Could the comfort and safety of something associated with long-ago memories help Mum in the here and now? For Mum, growing older hasn’t meant growing out of the attachment to her special object.
A comfort object, transitional object or security blanket is an item used to provide psychological comfort, especially in unusual or unique situations, or at bedtime for small children. Among toddlers, comfort objects may take the form of a blanket, a stuffed animal or a favorite toy...
When my mother was very small, her best friend was “Edward Bear.” Apparently, she talked to him constantly.
By the time I came along, the old plush bear was pretty battered. His eyes were long gone, and his hind paws were unstuffed and unravelling.
For most of my childhood, he lived in the toy box with a moth-eaten golliwog, an inane knitted monkey and a pile of plastic dolls.
Occasionally, my siblings and I threw building blocks on top of Mum’s bear, but mostly we ignored him.
Miraculously, Edward Bear survived.
Several years ago, when our elderly parents had moved to rest homes, we began the daunting task of sorting out their house and readying it for sale. Someone found Edward Bear snoozing at the back of a wardrobe. We brought him up north, where he lived quietly for a couple more years on a shelf at my sister’s house.
A few months ago, Mum spied Edward Bear during a visit and asked to take him back to the rest home with her.
I’ve never heard Mum talking to him, but she tells me she does. All the time.

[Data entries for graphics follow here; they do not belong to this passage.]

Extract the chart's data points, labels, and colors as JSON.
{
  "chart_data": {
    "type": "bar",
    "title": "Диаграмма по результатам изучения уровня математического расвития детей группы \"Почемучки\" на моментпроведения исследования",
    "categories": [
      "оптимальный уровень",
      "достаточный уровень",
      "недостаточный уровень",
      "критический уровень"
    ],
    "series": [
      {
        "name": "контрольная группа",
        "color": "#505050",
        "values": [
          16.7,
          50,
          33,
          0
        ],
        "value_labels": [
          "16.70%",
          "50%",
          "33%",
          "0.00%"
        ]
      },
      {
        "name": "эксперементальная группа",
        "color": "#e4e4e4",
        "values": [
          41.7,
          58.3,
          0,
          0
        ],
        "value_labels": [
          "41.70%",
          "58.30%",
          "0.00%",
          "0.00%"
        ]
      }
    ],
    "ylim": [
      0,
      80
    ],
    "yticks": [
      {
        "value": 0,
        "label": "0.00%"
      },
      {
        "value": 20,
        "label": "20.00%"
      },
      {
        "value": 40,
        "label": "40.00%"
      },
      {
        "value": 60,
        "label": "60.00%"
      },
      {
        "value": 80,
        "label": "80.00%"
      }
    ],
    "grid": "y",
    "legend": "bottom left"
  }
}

According to Mum, Edward Bear doesn’t say much, but he knows how to listen. He likes physical contact too—apparently a kiss on the nose is just the thing.
“Have you said hello to Edward Bear?” asks Mum. So I kiss him.
“He doesn’t like it when people ignore him,” Mum remarks. “When they’re gone, he growls.”
Mum reckons that getting Edward Bear back is the best thing that’s happened since she moved out of her home.
Six months ago, I conducted an experiment that ultimately failed. I moved Mum to a beautiful, spacious, purpose-built home on the other side of town. It has its own immaculate en suite (private bathroom), a luxurious adjustable bed and a room that is more than a tiny box. But it didn’t work.
Mum missed her friend Clarice and the small group of staff at the rest home we moved her into when she first lost her independence. She missed being close to family and living in an area she had known since before she started losing her memory.
Naturally, this week’s move back to her previous rest home was quite an event. For many older adults, moving can be rather nerve-racking—even traumatic. “Does Edward Bear know what’s happening?” I asked in the days leading up to it.
“Of course,” Mum confirmed. “He’s feeling quite unsettled.”
On the day of the move, we worked all morning shifting Mum’s stuff. We packed up and drove to her old rest home. Then we unpacked and tested her new bed.
We talked about where to hang her pictures, and then we opened the last box.
There was Edward Bear, lying on top of a nest of scarves. He was wearing a slightly imperious expression.
Where to put him? Mum looked around for a while, then sat him gently on the corner of the tallboy.
“I like this room,” she declared. “It has a very nice outlook.”
Then she looked at Edward Bear. “I think he approves.”